Can Google Save Free, Open Web Video With VP8?
Google will soon control the patents around the VP8 video codec, one possible alternative to H.264 for web video. And the leaders of the free software movement are banging their drum, urging the company to ditch those patents and offer the new video technology for free.
Shareholders of the video company On2 have approved an acquisition offer made by Google, which was initiated last year. On2 has developed the VP8 video codec, and currently holds the patents on it.
If Google were to release the newly-acquired VP8 as a free, open source video codec, it could significantly alter the web’s HTML5 video landscape.

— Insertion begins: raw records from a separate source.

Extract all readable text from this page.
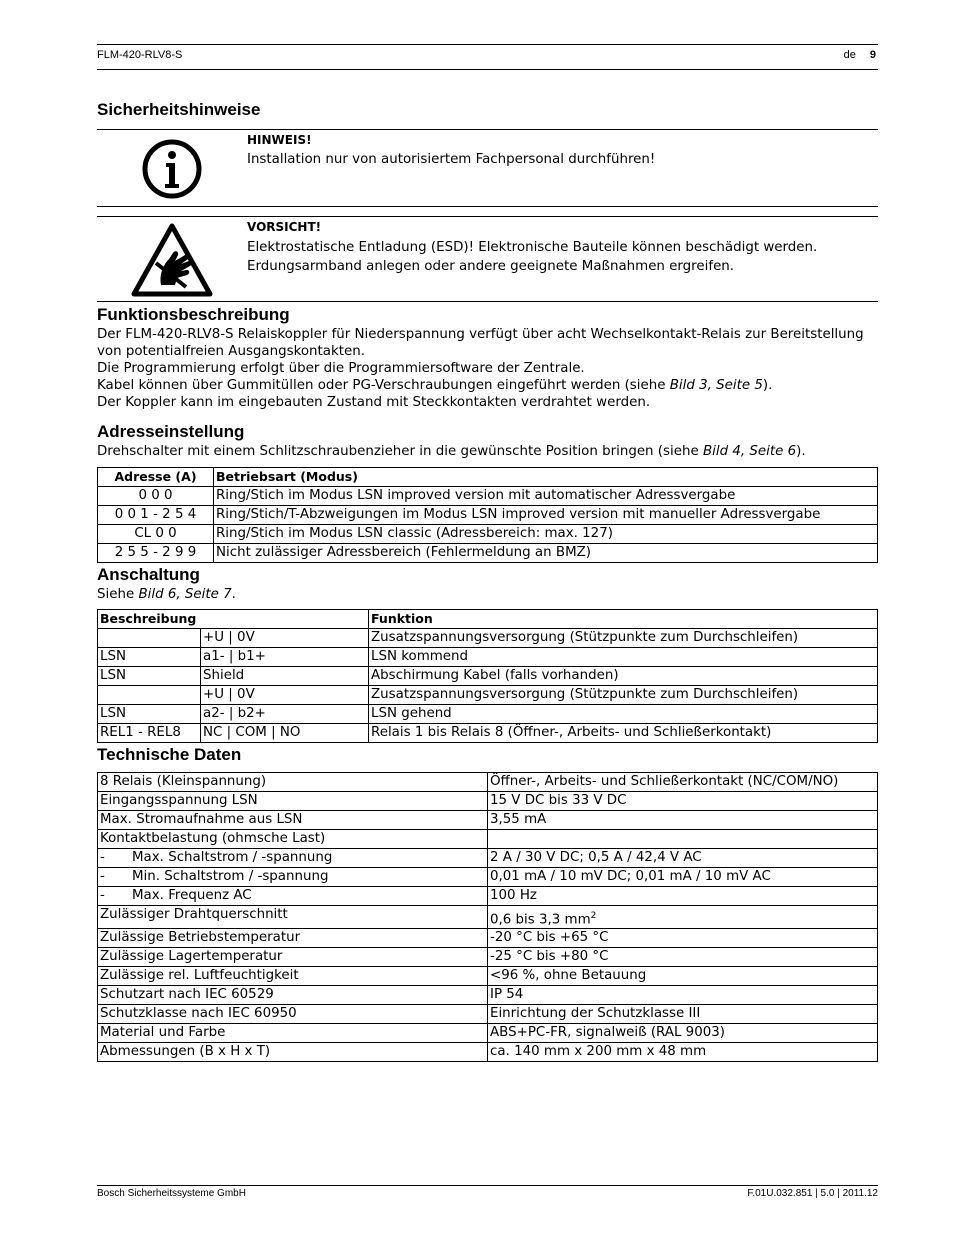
FLM-420-RLV8-S	de 9
Sicherheitshinweise
HINWEIS!
Installation nur von autorisiertem Fachpersonal durchführen!
VORSICHT!
Elektrostatische Entladung (ESD)! Elektronische Bauteile können beschädigt werden.
Erdungsarmband anlegen oder andere geeignete Maßnahmen ergreifen.
Funktionsbeschreibung
Der FLM-420-RLV8-S Relaiskoppler für Niederspannung verfügt über acht Wechselkontakt-Relais zur Bereitstellung
von potentialfreien Ausgangskontakten.
Die Programmierung erfolgt über die Programmiersoftware der Zentrale.
Kabel können über Gummitüllen oder PG-Verschraubungen eingeführt werden (siehe Bild 3, Seite 5).
Der Koppler kann im eingebauten Zustand mit Steckkontakten verdrahtet werden.
Adresseinstellung
Drehschalter mit einem Schlitzschraubenzieher in die gewünschte Position bringen (siehe Bild 4, Seite 6).
Adresse (A)	Betriebsart (Modus)
0 0 0	Ring/Stich im Modus LSN improved version mit automatischer Adressvergabe
0 0 1 - 2 5 4	Ring/Stich/T-Abzweigungen im Modus LSN improved version mit manueller Adressvergabe
CL 0 0	Ring/Stich im Modus LSN classic (Adressbereich: max. 127)
2 5 5 - 2 9 9	Nicht zulässiger Adressbereich (Fehlermeldung an BMZ)
Anschaltung
Siehe Bild 6, Seite 7.
Beschreibung		Funktion
	+U | 0V	Zusatzspannungsversorgung (Stützpunkte zum Durchschleifen)
LSN	a1- | b1+	LSN kommend
LSN	Shield	Abschirmung Kabel (falls vorhanden)
	+U | 0V	Zusatzspannungsversorgung (Stützpunkte zum Durchschleifen)
LSN	a2- | b2+	LSN gehend
REL1 - REL8	NC | COM | NO	Relais 1 bis Relais 8 (Öffner-, Arbeits- und Schließerkontakt)
Technische Daten
8 Relais (Kleinspannung)	Öffner-, Arbeits- und Schließerkontakt (NC/COM/NO)
Eingangsspannung LSN	15 V DC bis 33 V DC
Max. Stromaufnahme aus LSN	3,55 mA
Kontaktbelastung (ohmsche Last)	
- Max. Schaltstrom / -spannung	2 A / 30 V DC; 0,5 A / 42,4 V AC
- Min. Schaltstrom / -spannung	0,01 mA / 10 mV DC; 0,01 mA / 10 mV AC
- Max. Frequenz AC	100 Hz
Zulässiger Drahtquerschnitt	0,6 bis 3,3 $mm^2$
Zulässige Betriebstemperatur	-20 °C bis +65 °C
Zulässige Lagertemperatur	-25 °C bis +80 °C
Zulässige rel. Luftfeuchtigkeit	<96 %, ohne Betauung
Schutzart nach IEC 60529	IP 54
Schutzklasse nach IEC 60950	Einrichtung der Schutzklasse III
Material und Farbe	ABS+PC-FR, signalweiß (RAL 9003)
Abmessungen (B x H x T)	ca. 140 mm x 200 mm x 48 mm
Bosch Sicherheitssysteme GmbH	F.01U.032.851 | 5.0 | 2011.12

After all, Google owns YouTube and puts out the Chrome browser, so adoption would get a huge kick-start.
Free software advocates unhappy with the license-heavy and patent-encumbered video codecs like H.264 and the video quality and performance of free alternatives like Theora have long been hoping that Google would take the VP8 codec and release it as a free, open source savior for web video.
In fact, the Free Software Foundation (FSF) has published an open letter encouraging Google to do just that. However, even if Google does release VP8 for any and all to use, that’s no guarantee that the web’s open video problems will be solved.
Even with Google at its back, VP8 would face an uphill battle against H.264.
While the picture quality and compression of VP8 is generally believed to be superior to Ogg Theora, which is based on On2′s VP3, much of H.264′s appeal lies in hardware optimizations. For example, part of the reason H.264 works so well on your iPhone — offering smooth playback and little drain on the battery — is because the hardware is optimized for H.264.
So, even if Google does release VP8 into the wild, it would still be some time before it could possibly catch up with H.264 on the hardware level. A similar lack of widespread hardware optimization also plagues the Dirac codec, another potential alterative to H.264.
There are also some unanswered questions around the patent status of VP8. Since VP8 is currently closed source and proprietary code, it’s hard to say what patent claims it might be vulnerable to. The MPEG LA consortium (which oversees H.264) governs almost 2000 video encoding patents. The odds of anyone creating an entirely new way of encoding video that doesn’t somehow infringe on at least one of those patents is pretty slim.
In short, while we’d like to see Google do exactly what the FSF is suggesting, that doesn’t mean that such a move would magically solve the web’s open video conundrum.